The shift to IoT means IT needs to become part of the culture, with IT embedded in every aspect of strategy rather than being the role of a function that is far-removed from the decision-making.
Expertise and skills (or lack of) can feel insurmountable, particularly for smaller manufacturers, yet the shift to digital manufacturing is already underway, and those that do not upskill, update their recruitment policies or supplement in-house skills with those of partners will increasingly get left behind.
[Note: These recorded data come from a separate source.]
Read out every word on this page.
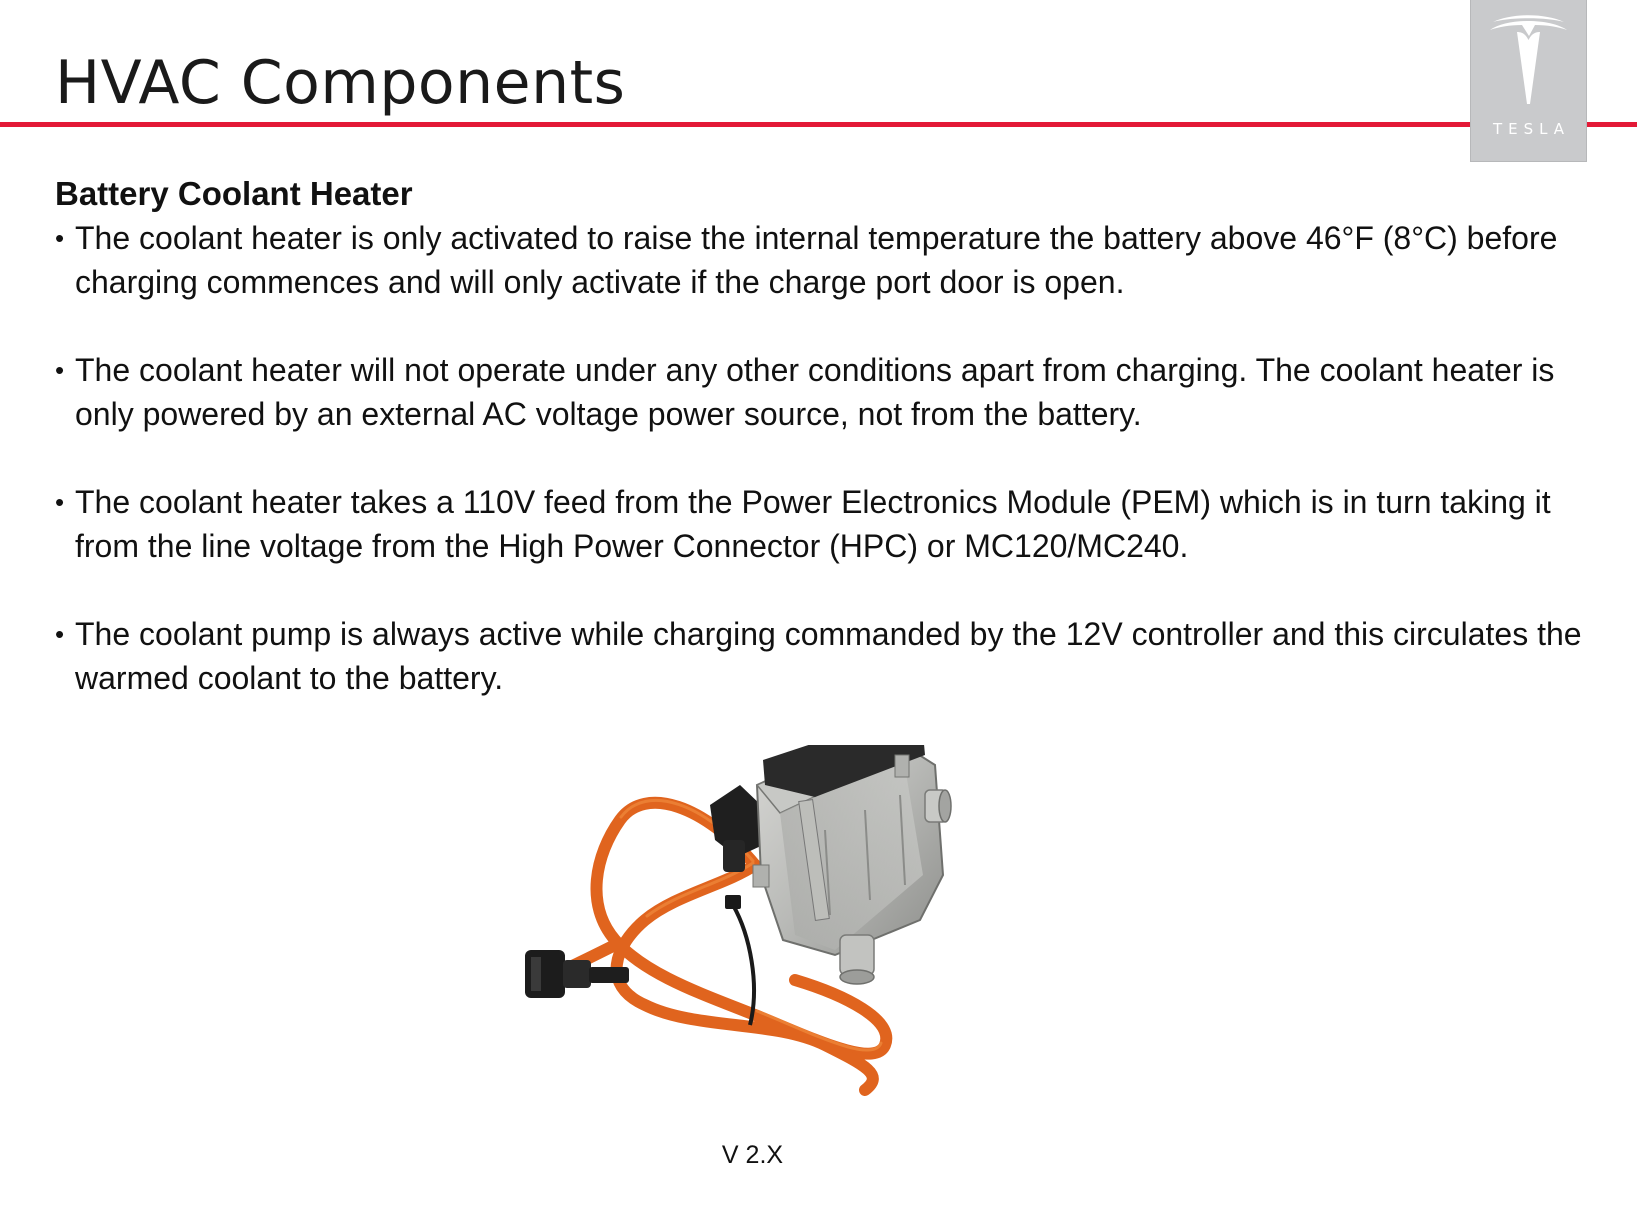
HVAC Components
TESLA
Battery Coolant Heater
• The coolant heater is only activated to raise the internal temperature the battery above 46°F (8°C) before charging commences and will only activate if the charge port door is open.
• The coolant heater will not operate under any other conditions apart from charging. The coolant heater is only powered by an external AC voltage power source, not from the battery.
• The coolant heater takes a 110V feed from the Power Electronics Module (PEM) which is in turn taking it from the line voltage from the High Power Connector (HPC) or MC120/MC240.
• The coolant pump is always active while charging commanded by the 12V controller and this circulates the warmed coolant to the battery.
V 2.X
So concerned is the UK government about the development of the nation’s skills in this area that it forms a key track within the ongoing Industrial Digitalisation Review, which was announced as part of the government’s new Industrial Strategy early in 2017.
The SME challenge
While it’s easy for smaller manufacturers to feel that the chasm between them and their larger counterparts is too great to bridge, in an area such as IoT, which is relatively new and fast-moving, they are at less of a disadvantage than they might think.
The rate of project failures quoted earlier in this article demonstrates that few in-house IT departments can boast many staff with in-depth experience of IoT project deployments.
Yet outsourced IT providers, relied upon by much of the mid-market, are more likely to have this resource, and they can not only work with you to share that experience, but also can work more intuitively, free from some of the red tape of larger manufacturing organisations that often hinders agile projects.
Having a management team that’s open to ideas and the possibilities of IoT (not to mention the impossibility of not responding) is actually half the battle won.
Learn from the success of others
As you develop your own IoT strategy, it’s useful to look at a variety of business cases. Each one will shed new light on the scope and scale of the IoT opportunity to determine what it can mean for your business.
For more ideas and insights from leaders at the forefront of the IoT revolution, check out IoT success stories among your peers and in other industries.
Involve your technology and supply chain partners early on as they can add not only a different perspective, but also share the benefit of experience of other projects that just might save yours from falling into the ‘failed PoC’ category.